Abstract

The purpose of analysing the transmission dynamism of Q fever (Coxiellosis) in livestock and incorporating ticks is to outline some management practices to minimise the spread of the disease in livestock. Ticks pass coxiellosis from an infected to a susceptible animal through a bite. The faecal matter can also contain coxiellosis, thus contaminating the environment and spreading the disease. First, a nonlinear integer order mathematical model is developed to represent the spread of this infectious disease in livestock. The proposed integer model investigates the positivity and boundedness, disease equilibria, basic reproduction number, bifurcation, and sensitivity analysis.

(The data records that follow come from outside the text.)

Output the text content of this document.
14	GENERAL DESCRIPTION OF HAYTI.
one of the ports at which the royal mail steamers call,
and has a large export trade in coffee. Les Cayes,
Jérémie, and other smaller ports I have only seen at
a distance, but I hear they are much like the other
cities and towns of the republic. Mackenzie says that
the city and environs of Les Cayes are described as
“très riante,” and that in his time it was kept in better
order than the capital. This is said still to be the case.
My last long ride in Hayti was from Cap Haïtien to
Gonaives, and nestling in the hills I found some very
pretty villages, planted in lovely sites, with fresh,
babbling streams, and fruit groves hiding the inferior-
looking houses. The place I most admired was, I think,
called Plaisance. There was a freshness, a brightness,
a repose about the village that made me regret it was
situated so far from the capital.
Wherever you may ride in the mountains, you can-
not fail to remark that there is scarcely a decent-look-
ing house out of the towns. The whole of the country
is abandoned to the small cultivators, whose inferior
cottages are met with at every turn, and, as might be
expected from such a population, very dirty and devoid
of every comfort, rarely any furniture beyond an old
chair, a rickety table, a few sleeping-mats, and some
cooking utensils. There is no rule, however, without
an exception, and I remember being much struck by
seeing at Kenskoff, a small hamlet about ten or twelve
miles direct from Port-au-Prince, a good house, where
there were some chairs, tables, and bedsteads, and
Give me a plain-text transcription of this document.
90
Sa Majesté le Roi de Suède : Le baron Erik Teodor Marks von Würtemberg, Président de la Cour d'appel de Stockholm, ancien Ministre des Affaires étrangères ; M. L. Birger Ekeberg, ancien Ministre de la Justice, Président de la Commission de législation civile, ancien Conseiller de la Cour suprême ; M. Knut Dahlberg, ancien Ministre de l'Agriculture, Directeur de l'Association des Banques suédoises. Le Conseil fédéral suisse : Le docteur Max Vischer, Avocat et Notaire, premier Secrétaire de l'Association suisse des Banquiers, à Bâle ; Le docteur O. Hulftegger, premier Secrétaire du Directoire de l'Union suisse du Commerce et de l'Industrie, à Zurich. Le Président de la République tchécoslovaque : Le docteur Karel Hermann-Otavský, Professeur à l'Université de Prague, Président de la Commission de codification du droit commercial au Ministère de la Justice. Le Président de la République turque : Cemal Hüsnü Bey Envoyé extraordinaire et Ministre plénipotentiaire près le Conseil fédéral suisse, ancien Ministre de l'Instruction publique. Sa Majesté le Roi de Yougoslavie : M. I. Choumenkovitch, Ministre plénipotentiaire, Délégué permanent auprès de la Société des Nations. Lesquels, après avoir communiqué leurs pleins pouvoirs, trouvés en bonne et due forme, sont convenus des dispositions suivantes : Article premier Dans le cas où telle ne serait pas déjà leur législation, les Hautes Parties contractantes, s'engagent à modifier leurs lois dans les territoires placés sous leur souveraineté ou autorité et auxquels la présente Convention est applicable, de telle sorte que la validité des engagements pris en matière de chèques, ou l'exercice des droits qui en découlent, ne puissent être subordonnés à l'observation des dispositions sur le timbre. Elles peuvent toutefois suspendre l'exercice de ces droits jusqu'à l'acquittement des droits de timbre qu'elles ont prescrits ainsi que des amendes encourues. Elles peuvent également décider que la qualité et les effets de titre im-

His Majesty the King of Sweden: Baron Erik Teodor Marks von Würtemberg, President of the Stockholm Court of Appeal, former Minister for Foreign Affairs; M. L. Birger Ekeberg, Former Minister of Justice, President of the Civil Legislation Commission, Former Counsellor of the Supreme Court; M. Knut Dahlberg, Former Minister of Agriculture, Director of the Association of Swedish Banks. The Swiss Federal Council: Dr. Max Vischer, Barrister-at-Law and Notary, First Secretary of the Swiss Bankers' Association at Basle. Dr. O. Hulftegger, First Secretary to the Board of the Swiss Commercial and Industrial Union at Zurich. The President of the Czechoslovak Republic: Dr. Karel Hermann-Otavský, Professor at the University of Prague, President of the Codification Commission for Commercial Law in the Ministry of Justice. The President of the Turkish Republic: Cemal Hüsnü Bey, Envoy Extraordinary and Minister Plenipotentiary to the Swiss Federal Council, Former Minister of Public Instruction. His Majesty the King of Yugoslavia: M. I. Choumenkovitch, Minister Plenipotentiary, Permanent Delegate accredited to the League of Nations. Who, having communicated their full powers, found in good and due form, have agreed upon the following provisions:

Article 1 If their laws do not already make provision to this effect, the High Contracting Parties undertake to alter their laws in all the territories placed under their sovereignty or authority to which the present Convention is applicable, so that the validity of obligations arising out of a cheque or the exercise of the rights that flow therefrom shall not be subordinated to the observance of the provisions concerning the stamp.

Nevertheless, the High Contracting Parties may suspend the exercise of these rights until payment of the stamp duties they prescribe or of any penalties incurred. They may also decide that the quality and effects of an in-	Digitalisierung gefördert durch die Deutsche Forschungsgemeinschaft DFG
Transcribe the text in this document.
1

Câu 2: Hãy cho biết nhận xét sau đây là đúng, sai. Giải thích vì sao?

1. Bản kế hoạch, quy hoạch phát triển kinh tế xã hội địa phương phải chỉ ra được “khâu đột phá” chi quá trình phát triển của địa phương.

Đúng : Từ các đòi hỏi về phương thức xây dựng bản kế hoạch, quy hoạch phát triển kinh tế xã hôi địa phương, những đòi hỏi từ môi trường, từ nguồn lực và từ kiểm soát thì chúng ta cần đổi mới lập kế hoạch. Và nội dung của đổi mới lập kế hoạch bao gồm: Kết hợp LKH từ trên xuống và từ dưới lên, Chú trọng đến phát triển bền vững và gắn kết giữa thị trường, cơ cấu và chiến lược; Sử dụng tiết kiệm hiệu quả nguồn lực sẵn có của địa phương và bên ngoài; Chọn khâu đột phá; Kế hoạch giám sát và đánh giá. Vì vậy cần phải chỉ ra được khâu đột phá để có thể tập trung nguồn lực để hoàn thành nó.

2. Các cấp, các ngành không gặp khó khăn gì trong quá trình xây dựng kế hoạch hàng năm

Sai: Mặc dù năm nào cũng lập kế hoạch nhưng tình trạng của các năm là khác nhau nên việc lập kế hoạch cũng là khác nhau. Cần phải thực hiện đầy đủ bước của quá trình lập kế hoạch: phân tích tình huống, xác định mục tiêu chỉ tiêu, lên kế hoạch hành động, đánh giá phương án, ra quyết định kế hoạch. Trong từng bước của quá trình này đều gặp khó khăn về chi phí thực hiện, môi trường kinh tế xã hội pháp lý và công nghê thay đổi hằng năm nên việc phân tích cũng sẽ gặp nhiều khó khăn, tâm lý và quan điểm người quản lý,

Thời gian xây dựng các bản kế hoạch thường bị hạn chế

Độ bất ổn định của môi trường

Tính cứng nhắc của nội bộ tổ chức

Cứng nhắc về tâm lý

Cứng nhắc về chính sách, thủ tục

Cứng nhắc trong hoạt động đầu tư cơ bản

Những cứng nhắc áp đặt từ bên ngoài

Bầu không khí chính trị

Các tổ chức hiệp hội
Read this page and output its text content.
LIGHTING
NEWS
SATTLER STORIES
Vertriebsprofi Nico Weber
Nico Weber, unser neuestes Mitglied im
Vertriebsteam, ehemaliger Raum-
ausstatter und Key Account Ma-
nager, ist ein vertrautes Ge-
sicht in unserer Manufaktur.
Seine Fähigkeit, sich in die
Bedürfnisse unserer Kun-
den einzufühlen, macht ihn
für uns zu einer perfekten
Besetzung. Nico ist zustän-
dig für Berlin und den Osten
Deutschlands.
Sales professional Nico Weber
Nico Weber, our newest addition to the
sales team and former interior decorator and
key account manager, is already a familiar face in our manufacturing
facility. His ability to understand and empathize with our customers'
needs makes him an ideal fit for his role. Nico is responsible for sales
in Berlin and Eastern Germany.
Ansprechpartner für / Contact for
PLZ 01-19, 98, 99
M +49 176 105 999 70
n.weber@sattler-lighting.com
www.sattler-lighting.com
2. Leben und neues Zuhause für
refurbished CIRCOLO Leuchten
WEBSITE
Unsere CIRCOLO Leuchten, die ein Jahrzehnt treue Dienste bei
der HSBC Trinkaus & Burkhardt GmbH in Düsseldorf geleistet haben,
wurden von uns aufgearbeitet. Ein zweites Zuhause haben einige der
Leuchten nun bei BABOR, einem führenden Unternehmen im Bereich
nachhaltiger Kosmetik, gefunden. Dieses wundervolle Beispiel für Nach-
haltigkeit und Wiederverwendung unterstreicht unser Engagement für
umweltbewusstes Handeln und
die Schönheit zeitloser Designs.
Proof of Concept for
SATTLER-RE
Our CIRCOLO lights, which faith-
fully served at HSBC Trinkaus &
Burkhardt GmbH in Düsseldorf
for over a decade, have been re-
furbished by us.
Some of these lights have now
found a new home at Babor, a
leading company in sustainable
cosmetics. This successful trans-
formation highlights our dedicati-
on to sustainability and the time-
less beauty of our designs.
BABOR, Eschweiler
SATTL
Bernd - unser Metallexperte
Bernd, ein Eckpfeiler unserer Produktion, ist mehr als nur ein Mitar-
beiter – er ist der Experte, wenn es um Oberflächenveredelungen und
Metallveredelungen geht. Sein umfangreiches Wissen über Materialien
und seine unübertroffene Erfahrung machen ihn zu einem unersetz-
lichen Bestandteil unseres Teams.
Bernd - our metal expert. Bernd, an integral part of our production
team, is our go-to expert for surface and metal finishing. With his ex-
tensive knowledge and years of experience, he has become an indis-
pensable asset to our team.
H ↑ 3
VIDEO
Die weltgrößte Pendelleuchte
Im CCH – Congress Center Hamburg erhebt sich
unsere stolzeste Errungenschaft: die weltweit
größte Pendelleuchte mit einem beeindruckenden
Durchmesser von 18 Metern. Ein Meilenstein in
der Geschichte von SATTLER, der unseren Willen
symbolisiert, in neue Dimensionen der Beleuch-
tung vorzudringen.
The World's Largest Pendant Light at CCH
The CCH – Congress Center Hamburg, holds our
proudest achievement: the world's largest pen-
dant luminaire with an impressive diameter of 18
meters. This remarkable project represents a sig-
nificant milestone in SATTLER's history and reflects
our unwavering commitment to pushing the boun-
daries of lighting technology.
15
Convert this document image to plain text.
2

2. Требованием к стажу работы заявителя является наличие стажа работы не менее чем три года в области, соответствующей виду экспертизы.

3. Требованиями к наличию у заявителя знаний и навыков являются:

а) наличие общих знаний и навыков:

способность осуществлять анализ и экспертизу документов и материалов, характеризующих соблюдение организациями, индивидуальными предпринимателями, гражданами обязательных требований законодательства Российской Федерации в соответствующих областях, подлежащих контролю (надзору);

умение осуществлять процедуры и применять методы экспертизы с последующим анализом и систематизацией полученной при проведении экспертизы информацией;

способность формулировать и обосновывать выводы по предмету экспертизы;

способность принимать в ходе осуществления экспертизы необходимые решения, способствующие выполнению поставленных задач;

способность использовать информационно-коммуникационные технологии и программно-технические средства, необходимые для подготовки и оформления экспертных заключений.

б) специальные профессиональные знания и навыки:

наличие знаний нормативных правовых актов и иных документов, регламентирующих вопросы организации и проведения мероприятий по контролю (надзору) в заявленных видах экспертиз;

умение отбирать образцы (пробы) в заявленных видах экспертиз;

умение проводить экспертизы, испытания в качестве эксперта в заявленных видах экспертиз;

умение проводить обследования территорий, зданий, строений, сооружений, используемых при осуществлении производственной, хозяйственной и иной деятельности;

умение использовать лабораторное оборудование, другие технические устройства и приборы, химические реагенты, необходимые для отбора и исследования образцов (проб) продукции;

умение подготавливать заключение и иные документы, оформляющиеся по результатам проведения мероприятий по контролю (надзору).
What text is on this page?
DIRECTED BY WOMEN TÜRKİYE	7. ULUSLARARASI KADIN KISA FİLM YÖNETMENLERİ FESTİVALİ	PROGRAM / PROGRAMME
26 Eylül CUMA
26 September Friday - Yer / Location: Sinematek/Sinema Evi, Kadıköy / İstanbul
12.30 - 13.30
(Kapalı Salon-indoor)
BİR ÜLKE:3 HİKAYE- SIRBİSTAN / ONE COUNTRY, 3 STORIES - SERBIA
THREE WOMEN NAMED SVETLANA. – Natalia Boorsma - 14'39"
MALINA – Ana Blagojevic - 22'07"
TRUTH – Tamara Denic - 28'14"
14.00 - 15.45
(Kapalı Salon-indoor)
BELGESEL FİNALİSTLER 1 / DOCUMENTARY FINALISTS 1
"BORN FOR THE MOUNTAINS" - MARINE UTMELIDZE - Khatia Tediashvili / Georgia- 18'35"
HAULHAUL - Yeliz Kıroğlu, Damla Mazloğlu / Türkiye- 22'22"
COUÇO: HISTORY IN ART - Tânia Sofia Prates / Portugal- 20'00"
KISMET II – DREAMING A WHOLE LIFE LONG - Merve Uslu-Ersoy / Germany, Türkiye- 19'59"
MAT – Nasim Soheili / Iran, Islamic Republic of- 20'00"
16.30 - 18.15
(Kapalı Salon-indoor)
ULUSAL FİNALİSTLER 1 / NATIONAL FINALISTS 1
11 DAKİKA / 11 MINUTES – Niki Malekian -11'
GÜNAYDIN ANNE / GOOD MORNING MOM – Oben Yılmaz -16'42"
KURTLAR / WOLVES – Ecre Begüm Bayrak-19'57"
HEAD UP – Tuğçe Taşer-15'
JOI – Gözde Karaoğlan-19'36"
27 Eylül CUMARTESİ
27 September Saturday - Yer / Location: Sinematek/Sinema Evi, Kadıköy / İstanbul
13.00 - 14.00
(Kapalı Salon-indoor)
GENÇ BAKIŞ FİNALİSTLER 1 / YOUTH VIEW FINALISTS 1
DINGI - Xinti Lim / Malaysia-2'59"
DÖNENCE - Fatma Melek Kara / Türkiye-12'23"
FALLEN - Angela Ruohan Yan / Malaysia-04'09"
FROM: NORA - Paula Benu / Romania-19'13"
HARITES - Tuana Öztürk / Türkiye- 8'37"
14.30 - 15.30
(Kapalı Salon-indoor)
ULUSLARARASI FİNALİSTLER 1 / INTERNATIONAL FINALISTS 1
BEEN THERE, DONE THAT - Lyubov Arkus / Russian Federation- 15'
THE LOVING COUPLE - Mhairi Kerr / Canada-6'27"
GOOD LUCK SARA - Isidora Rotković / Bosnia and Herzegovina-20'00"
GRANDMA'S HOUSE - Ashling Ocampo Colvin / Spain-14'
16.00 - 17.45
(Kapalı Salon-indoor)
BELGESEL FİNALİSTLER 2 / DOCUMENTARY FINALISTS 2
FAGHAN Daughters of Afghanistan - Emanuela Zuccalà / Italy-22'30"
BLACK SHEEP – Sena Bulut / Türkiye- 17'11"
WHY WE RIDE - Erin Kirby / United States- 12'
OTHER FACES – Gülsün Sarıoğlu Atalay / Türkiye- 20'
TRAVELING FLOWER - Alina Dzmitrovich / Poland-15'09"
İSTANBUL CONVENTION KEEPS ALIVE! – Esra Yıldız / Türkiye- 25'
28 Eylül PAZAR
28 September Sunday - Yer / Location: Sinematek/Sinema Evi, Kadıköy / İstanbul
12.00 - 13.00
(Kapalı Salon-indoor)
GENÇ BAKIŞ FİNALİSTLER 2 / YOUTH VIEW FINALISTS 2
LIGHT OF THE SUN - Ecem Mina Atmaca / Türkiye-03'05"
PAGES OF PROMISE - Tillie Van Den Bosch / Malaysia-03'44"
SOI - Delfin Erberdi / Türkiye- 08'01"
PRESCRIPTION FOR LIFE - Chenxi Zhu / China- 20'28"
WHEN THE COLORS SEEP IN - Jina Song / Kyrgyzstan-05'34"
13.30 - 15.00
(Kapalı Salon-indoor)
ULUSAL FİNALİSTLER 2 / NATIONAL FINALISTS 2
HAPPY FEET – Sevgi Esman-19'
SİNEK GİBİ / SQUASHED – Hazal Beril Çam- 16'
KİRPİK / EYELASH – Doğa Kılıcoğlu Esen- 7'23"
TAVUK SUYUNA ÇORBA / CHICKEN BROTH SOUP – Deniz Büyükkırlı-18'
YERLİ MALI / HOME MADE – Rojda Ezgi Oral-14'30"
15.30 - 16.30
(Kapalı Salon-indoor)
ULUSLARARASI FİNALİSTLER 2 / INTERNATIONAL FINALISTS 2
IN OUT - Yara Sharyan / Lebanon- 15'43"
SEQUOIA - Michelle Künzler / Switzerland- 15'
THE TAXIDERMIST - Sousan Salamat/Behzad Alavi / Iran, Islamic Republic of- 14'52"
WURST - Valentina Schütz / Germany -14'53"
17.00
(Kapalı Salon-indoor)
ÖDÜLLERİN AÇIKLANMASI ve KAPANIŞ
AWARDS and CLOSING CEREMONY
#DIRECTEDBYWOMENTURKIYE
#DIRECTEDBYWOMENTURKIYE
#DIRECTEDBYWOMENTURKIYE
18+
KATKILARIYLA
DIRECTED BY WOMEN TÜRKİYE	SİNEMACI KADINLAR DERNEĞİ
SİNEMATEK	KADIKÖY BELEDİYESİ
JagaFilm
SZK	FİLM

Through mathematical analysis and numerical simulations, it shows that if the environmental transmission and the effective shedding rate of coxiella burnetii into the environment by both asymptomatic and symptomatic livestock are zero, then the usual threshold hold and it produces forward bifurcation. It is noticed that an increase in the recruitment rate of ticks produces backward bifurcation. And also, it is seen that an increase in the natural decay rate of the bacterial in the environment reduces the backward bifurcation point. Furthermore, to take care of the memory aspect of ticks on their host, we modified the initially proposed integer order model by introducing Caputo, Caputo-Fabrizio, Atangana-Baleanu fractional differential operators. The existence and uniqueness of these three newly developed fractional-order differential models are shown using the Banach fixed point theorem. Numerical trajectories are obtained for each of the fractional-order mathematical models. The trajectory of some fractional orders converges to the same endemic equilibrium point as the integer order. Finally, it is seen that the Atangana-Baleanu fractional differential operator captures more susceptibilities and fewer infections than the other operators.